After 16 months of poor results and declining stock price, the Starbucks board replaced their CEO. Since his start in March 2023, the CEO oversaw a 22% stock decline but also a 32% decline from its peak of $115 to $78 over the last 16 months. Lots of other poor results from his tenure including new store sales and same store sales and average sales. A real bad situation for which the board acted to turn it around with a new CEO and new strategy for which no doubt he is chartered to field a new executive team to accomplish. Seeing an aggressive board take action lifted Starbucks stock up 22%. Shareholders voted they were on the wrong path.

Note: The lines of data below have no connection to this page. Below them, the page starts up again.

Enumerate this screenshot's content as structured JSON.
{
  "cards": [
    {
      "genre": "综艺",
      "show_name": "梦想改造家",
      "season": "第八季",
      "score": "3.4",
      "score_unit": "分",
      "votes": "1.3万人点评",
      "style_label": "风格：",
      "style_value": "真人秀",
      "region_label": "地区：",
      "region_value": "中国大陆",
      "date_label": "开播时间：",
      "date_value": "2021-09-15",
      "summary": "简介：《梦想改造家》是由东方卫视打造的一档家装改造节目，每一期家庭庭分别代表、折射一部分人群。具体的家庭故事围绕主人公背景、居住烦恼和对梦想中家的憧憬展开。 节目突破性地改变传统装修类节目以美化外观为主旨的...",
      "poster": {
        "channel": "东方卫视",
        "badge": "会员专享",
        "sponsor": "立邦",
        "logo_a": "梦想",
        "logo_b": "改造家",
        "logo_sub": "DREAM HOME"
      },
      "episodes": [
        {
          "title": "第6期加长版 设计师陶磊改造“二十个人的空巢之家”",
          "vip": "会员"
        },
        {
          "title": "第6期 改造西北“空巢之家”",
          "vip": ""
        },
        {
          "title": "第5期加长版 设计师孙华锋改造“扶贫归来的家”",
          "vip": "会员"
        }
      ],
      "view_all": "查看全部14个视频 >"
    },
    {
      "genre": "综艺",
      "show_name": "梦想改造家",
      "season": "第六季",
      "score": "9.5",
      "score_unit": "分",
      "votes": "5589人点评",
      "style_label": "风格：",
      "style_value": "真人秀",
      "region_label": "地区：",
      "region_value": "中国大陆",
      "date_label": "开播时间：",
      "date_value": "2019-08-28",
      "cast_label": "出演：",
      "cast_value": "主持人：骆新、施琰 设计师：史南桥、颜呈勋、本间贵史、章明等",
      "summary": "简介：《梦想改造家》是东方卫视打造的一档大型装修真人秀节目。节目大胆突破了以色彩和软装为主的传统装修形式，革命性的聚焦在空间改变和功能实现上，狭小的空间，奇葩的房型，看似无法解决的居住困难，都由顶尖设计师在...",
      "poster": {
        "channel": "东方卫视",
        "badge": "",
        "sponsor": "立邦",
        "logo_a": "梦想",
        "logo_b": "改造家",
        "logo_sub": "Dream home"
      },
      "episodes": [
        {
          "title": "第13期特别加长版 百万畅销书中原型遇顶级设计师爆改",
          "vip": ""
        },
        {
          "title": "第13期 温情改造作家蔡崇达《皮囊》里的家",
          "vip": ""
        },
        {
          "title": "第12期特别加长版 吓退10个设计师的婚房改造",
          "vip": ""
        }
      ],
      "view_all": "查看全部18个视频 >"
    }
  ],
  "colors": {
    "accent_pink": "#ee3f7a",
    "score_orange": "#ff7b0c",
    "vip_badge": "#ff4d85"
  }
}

https://www.forbes.com/sites/petercohan/2024/08/13/why-starbucks-stock-could-more-than-double-under-new-ceo/
Juxtapose Viasat against that where our board is complacent in the face an 80% decline in stock value from $90 to $16 over the past five years. It's been even worse down to $11 yet the board has neglected to act. Add to those results the incongruous nice executive compensation packages noted in other posts. Now more than a few institutional investors are fed up and took advantage of the recent dead cat bounce to unload their positions of 11million shares. Those four institutional investors are in the top eight holders of Viasat. They. Want. Out.
Is the board finally compelled to act? Do they really believe the plans proffered by the executive team are the best use of shareholder value? Is our stable of executives from the old battles suitable for fighting the new battles posed by StarLink and Kuiper? If not now and if not over the past five years, what is sufficient erosion in shareholder value and confidence to trigger a change in leadership team and directions? We can keep talking about how great it was to figure out ionospheric scintillation but our competitors have too and there is a different battle out there being lost.